Probability augmentation

If augment=true the provided array is augmented by inserting appropriate elements ahead of those provided, along the last dimension of the array. This means the user only provides probabilities for the classes c2, c3, ..., cn. The class c1 probabilities are chosen so that each UnivariateFinite distribution in the returned array is a bona fide probability distribution.

UnivariateFinite(prob_given_class; pool=nothing, ordered=false)

Construct a discrete univariate distribution whose finite support is the set of keys of the provided dictionary, prob_given_class, and whose values specify the corresponding probabilities.
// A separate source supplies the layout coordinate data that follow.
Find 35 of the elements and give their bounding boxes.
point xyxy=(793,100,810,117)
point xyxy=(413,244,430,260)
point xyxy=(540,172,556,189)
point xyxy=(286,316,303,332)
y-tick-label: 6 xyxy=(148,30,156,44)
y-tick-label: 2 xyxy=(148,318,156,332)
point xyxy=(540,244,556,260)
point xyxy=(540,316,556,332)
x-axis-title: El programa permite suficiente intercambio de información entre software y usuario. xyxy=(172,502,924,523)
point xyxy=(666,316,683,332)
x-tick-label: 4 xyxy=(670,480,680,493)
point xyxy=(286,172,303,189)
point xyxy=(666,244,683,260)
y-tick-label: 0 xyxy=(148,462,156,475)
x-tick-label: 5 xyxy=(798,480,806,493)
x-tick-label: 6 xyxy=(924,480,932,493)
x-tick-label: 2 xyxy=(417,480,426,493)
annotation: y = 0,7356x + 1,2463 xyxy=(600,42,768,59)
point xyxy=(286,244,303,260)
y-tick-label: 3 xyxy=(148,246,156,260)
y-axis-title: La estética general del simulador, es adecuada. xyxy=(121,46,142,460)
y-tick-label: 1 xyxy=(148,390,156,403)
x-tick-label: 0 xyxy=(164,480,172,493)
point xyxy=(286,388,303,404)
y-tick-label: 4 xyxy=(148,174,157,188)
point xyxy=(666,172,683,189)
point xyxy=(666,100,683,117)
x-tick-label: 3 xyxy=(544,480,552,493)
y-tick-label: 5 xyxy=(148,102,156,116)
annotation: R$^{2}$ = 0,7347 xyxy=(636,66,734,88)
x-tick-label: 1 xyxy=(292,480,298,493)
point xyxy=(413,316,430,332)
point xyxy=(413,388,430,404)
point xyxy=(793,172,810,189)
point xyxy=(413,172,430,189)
The type requirements on the keys of the dictionary are the same as the elements of support given above with this exception: if non-categorical elements (raw labels) are used as keys, then pool=... must be specified and cannot be missing.

If the values (probabilities) are arrays instead of scalars, then an abstract array of UnivariateFinite elements is created, with the same size as the array.